Think of Intune as a 'remote control for work data on any device', it manages the data and settings, not the entire device, especially for BYOD.

Covered in These Exams

Current Exam Context

Current exam versions that test this topic — use these objectives when studying.

Legacy Exam Context

Older materials may mention these exam versions, but learners should use the current objectives for their target exam.

MS-100MS-102(current version)
MS-101MS-102(current version)

Related Glossary Terms

Frequently Asked Questions

Do I need to own the device to use Intune?

No, Intune supports both corporate-owned and personally owned (BYOD) devices. You can manage corporate data without managing the entire personal device.

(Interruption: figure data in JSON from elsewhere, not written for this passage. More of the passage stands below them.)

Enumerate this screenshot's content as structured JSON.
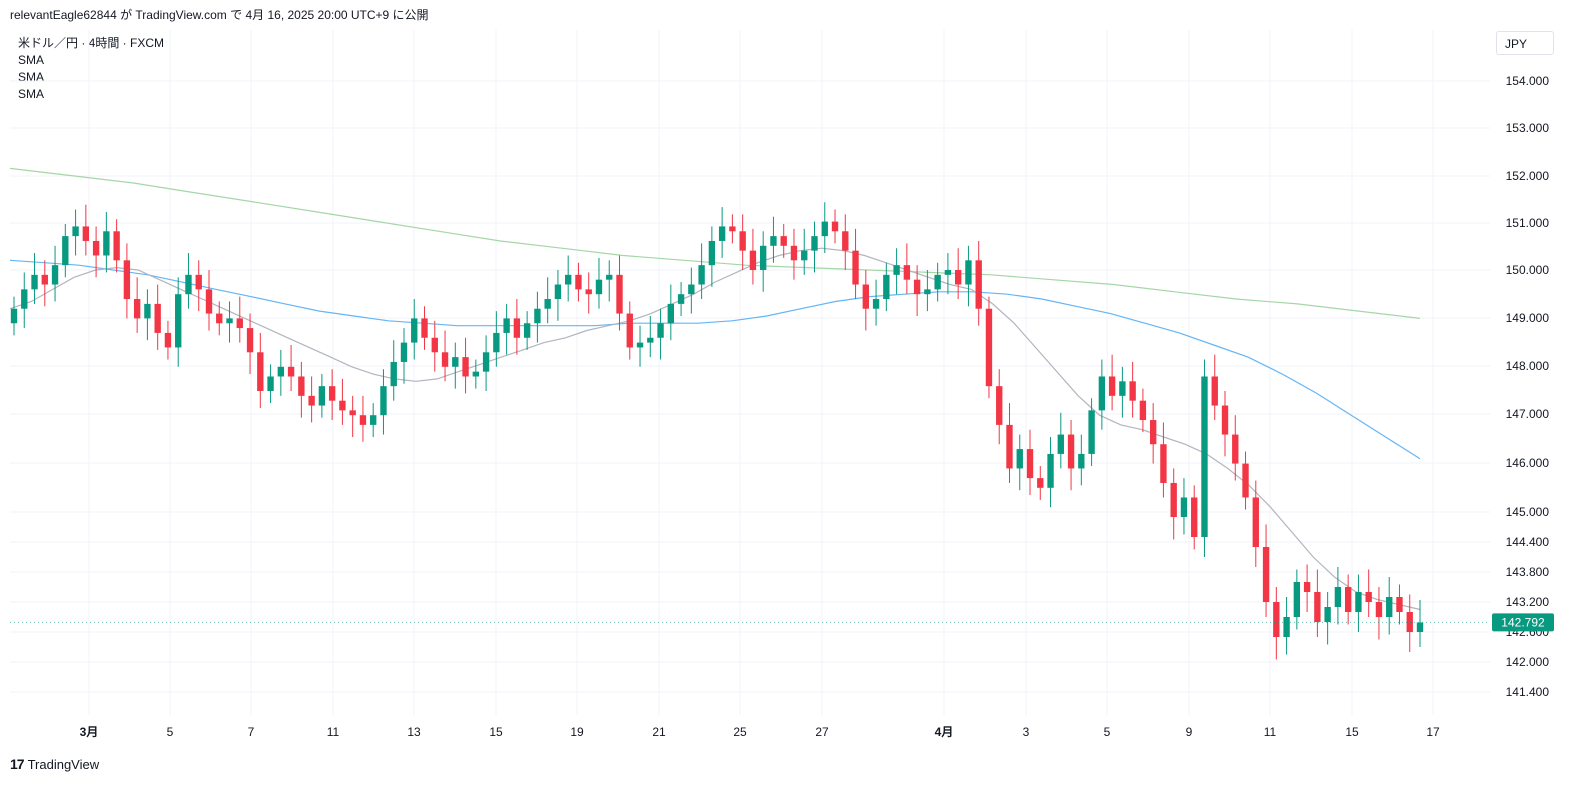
{
  "header": {
    "publish_line": "relevantEagle62844 が TradingView.com で 4月 16, 2025 20:00 UTC+9 に公開"
  },
  "legend": {
    "symbol_line": "米ドル／円 · 4時間 · FXCM",
    "indicators": [
      "SMA",
      "SMA",
      "SMA"
    ]
  },
  "currency_button": "JPY",
  "footer": {
    "brand": "TradingView",
    "logo_glyph": "17"
  },
  "colors": {
    "up": "#089981",
    "down": "#f23645",
    "sma_short": "#b2b5be",
    "sma_mid": "#64b5f6",
    "sma_long": "#a5d6a7",
    "grid": "#f0f3fa",
    "last_price_bg": "#089981"
  },
  "chart_data": {
    "type": "candlestick",
    "symbol": "USDJPY",
    "timeframe": "4h",
    "y_tick_labels": [
      "154.000",
      "153.000",
      "152.000",
      "151.000",
      "150.000",
      "149.000",
      "148.000",
      "147.000",
      "146.000",
      "145.000",
      "144.400",
      "143.800",
      "143.200",
      "142.600",
      "142.000",
      "141.400"
    ],
    "x_tick_labels": [
      {
        "label": "3月",
        "bold": true
      },
      {
        "label": "5",
        "bold": false
      },
      {
        "label": "7",
        "bold": false
      },
      {
        "label": "11",
        "bold": false
      },
      {
        "label": "13",
        "bold": false
      },
      {
        "label": "15",
        "bold": false
      },
      {
        "label": "19",
        "bold": false
      },
      {
        "label": "21",
        "bold": false
      },
      {
        "label": "25",
        "bold": false
      },
      {
        "label": "27",
        "bold": false
      },
      {
        "label": "4月",
        "bold": true
      },
      {
        "label": "3",
        "bold": false
      },
      {
        "label": "5",
        "bold": false
      },
      {
        "label": "9",
        "bold": false
      },
      {
        "label": "11",
        "bold": false
      },
      {
        "label": "15",
        "bold": false
      },
      {
        "label": "17",
        "bold": false
      }
    ],
    "last_price": "142.792",
    "candle_close_path": [
      149.2,
      149.6,
      149.9,
      149.7,
      150.1,
      150.7,
      150.9,
      150.6,
      150.3,
      150.8,
      150.2,
      149.4,
      149.0,
      149.3,
      148.7,
      148.4,
      149.5,
      149.9,
      149.6,
      149.1,
      148.9,
      149.0,
      148.8,
      148.3,
      147.5,
      147.8,
      148.0,
      147.8,
      147.4,
      147.2,
      147.6,
      147.3,
      147.1,
      147.0,
      146.8,
      147.0,
      147.6,
      148.1,
      148.5,
      149.0,
      148.6,
      148.3,
      148.0,
      148.2,
      147.8,
      147.9,
      148.3,
      148.7,
      149.0,
      148.6,
      148.9,
      149.2,
      149.4,
      149.7,
      149.9,
      149.6,
      149.5,
      149.8,
      149.9,
      149.1,
      148.4,
      148.5,
      148.6,
      148.9,
      149.3,
      149.5,
      149.7,
      150.1,
      150.6,
      150.9,
      150.8,
      150.4,
      150.0,
      150.5,
      150.7,
      150.5,
      150.2,
      150.4,
      150.7,
      151.0,
      150.8,
      150.4,
      149.7,
      149.2,
      149.4,
      149.9,
      150.1,
      149.8,
      149.5,
      149.6,
      149.9,
      150.0,
      149.7,
      150.2,
      149.2,
      147.6,
      146.8,
      145.9,
      146.3,
      145.7,
      145.5,
      146.2,
      146.6,
      145.9,
      146.2,
      147.1,
      147.8,
      147.4,
      147.7,
      147.3,
      146.9,
      146.4,
      145.6,
      144.9,
      145.3,
      144.5,
      147.8,
      147.2,
      146.6,
      146.0,
      145.3,
      144.3,
      143.2,
      142.5,
      142.9,
      143.6,
      143.4,
      142.8,
      143.1,
      143.5,
      143.0,
      143.4,
      143.2,
      142.9,
      143.3,
      143.0,
      142.6,
      142.79
    ],
    "sma_short": [
      149.2,
      149.35,
      149.6,
      149.85,
      150.0,
      150.05,
      150.0,
      149.8,
      149.6,
      149.4,
      149.2,
      149.0,
      148.8,
      148.6,
      148.4,
      148.2,
      148.0,
      147.85,
      147.75,
      147.7,
      147.75,
      147.9,
      148.05,
      148.2,
      148.35,
      148.5,
      148.6,
      148.75,
      148.85,
      148.95,
      149.1,
      149.3,
      149.5,
      149.75,
      149.95,
      150.15,
      150.3,
      150.4,
      150.45,
      150.4,
      150.3,
      150.15,
      150.0,
      149.85,
      149.7,
      149.6,
      149.3,
      148.9,
      148.4,
      147.9,
      147.4,
      147.0,
      146.8,
      146.7,
      146.55,
      146.4,
      146.2,
      145.9,
      145.55,
      145.1,
      144.6,
      144.1,
      143.7,
      143.4,
      143.25,
      143.15,
      143.05
    ],
    "sma_mid": [
      150.2,
      150.15,
      150.1,
      150.0,
      149.9,
      149.75,
      149.6,
      149.45,
      149.3,
      149.15,
      149.05,
      148.95,
      148.9,
      148.85,
      148.85,
      148.85,
      148.85,
      148.85,
      148.9,
      148.9,
      148.9,
      148.95,
      149.05,
      149.2,
      149.35,
      149.45,
      149.5,
      149.55,
      149.55,
      149.5,
      149.4,
      149.25,
      149.1,
      148.9,
      148.7,
      148.45,
      148.2,
      147.85,
      147.45,
      147.0,
      146.55,
      146.1
    ],
    "sma_long": [
      152.1,
      151.95,
      151.8,
      151.6,
      151.4,
      151.2,
      151.0,
      150.8,
      150.6,
      150.45,
      150.3,
      150.2,
      150.1,
      150.05,
      150.0,
      149.95,
      149.9,
      149.8,
      149.7,
      149.55,
      149.4,
      149.3,
      149.15,
      149.0
    ]
  }
}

Can Intune replace my antivirus software?

No, Intune is not an antivirus. It can enforce that Windows Defender is on and up to date, but for full endpoint detection and response, you need Microsoft Defender for Endpoint.

How does Intune handle Wi-Fi settings on a phone?

Intune can push a Wi-Fi configuration profile that automatically connects the device to the corporate Wi-Fi with the correct authentication. The user does not need to manually enter the password.

What happens if a user leaves the company?

The admin can retire the device, which removes all corporate data, apps, and configuration profiles from the device, leaving personal data intact.

Is Intune available for macOS devices?

Yes, Intune supports macOS enrollment and management, including configuration profiles, compliance policies, and app deployment.

Do I need a separate license for Intune?

Yes, an Intune license is required per user. It is included in Microsoft 365 E3 and E5 subscriptions, or can be purchased as a standalone plan.

Summary

Microsoft Intune is a cloud-based endpoint management service that provides a modern, secure way for organizations to manage their devices and applications, regardless of location or ownership. It is a cornerstone of the Microsoft 365 security and compliance ecosystem. For IT professionals and certification candidates, understanding Intune means grasping the difference between device-level control (MDM) and app-level control (MAM).

It is the tool that bridges the gap between the flexibility of remote work and the necessity of data protection. In the exam context, Intune is most heavily tested in Microsoft 365 role-based certifications like MS-101, where scenario questions test your ability to choose between compliance policies, configuration profiles, and app protection policies. The key takeaway is that Intune is not just about managing hardware; it is about managing policy and access to corporate data.

A common exam trap is to confuse device compliance with app protection, so always remember that only app protection policies can control data behavior like copy-paste. For personal experience, knowing how to use selective wipe and co-management with Configuration Manager will set you apart. As remote work and BYOD become the norm, Intune's role will only grow.

Mastering it will not only help you pass exams but also equip you to design and maintain a resilient, modern IT environment.